Yucky Yogurt owns a warehouse that can store unused yogurt at a constant fee of S (1 <= S <= 100) cents per unit of yogurt per week. Fortuitously, yogurt does not spoil. Yucky Yogurt's warehouse is enormous, so it can hold arbitrarily many units of yogurt.

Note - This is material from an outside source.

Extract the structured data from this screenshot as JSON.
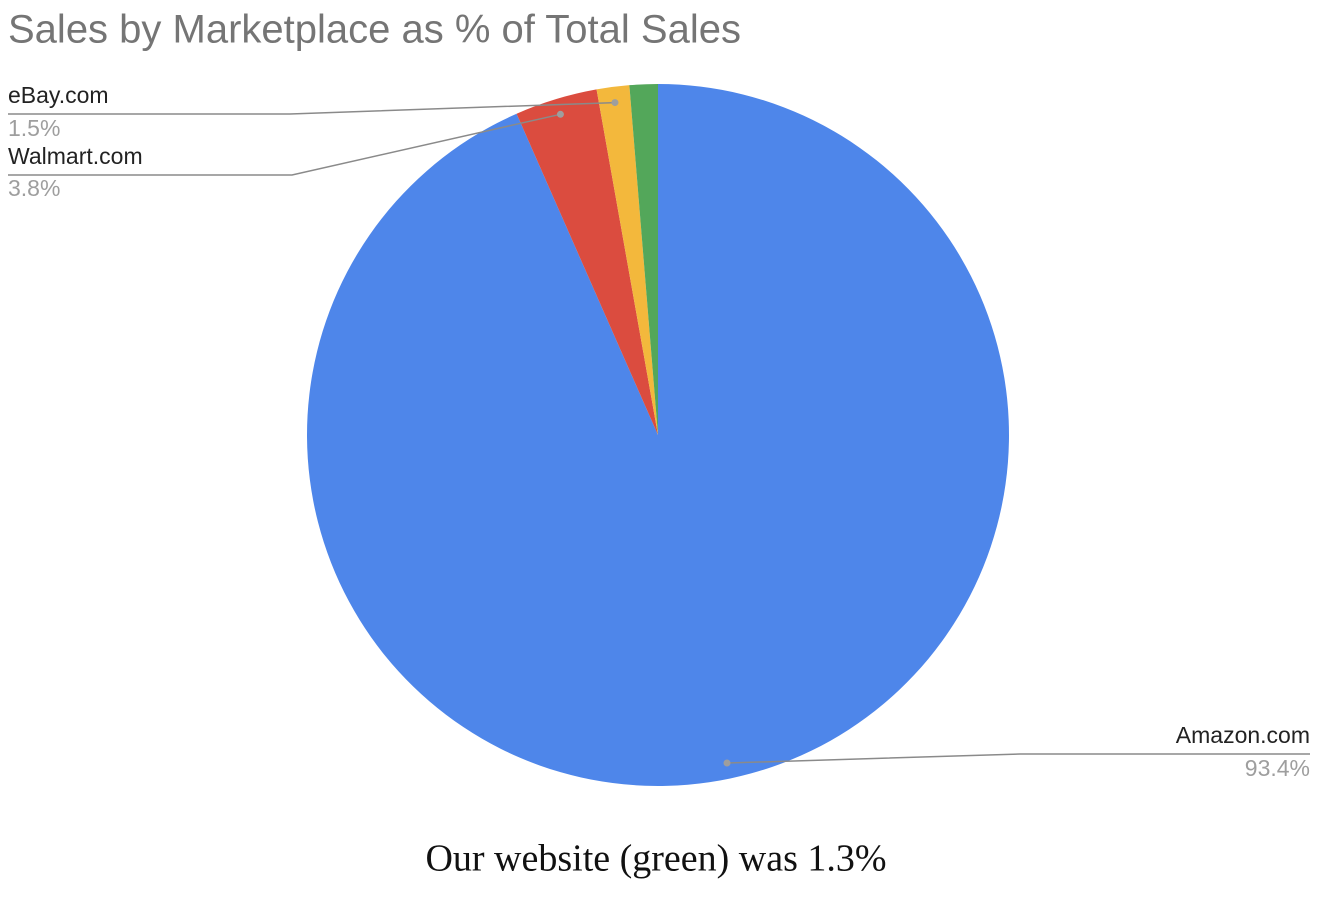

Yucky wants to find a way to make weekly deliveries of Y_i (0 <= Y_i <= 10,000) units of yogurt to its clientele (Y_i is the delivery quantity in week i). Help Yucky minimize its costs over the entire N-week period. Yogurt produced in week i, as well as any yogurt already in storage, can be used to meet Yucky's demand for that week.

Input

  • Line 1: Two space-separated integers, N and S.
  • Lines 2..N+1: Line i+1 contains two space-separated integers: C_i and Y_i.

Output

Line 1: Line 1 contains a single integer: the minimum total cost to satisfy the yogurt schedule. Note that the total might be too large for a 32-bit integer.

Sample Input

4 5
88 200
89 400
97 300
91 500

Sample Output

126900

Hint

OUTPUT DETAILS: In week 1, produce 200 units of yogurt and deliver all of it. In week 2, produce 700 units: deliver 400 units while storing 300 units. In week 3, deliver the 300 units that were stored. In week 4, produce and deliver 500 units.

#include <iostream>
#include <vector>
#include <algorithm>

using namespace std;

const int INF = 0x0ffffff;

int main()
{
    std::ios_base::sync_with_stdio(false);
    cin.tie(NULL);
    cout.tie(NULL);

    int n, s;
    cin >> n >> s;
    vector<int> cost(n), require(n);
    for (int i = 0; i < n; ++i) cin >> cost[i] >> require[i];
    for (int i = 1; i < n; ++i) cost[i] = min(cost[i - 1] + s, cost[i]);
    long long res = 0;
    for (int i = 0; i < n; ++i) res += cost[i] * require[i];
    cout << res << endl;

    return 0;
}

这道题目其实非常巧妙,特殊点是存储的费用是固定的,如果每周存储的费用不是固定的,此方法也同样适用。思路是将存储费用也视为生产费用。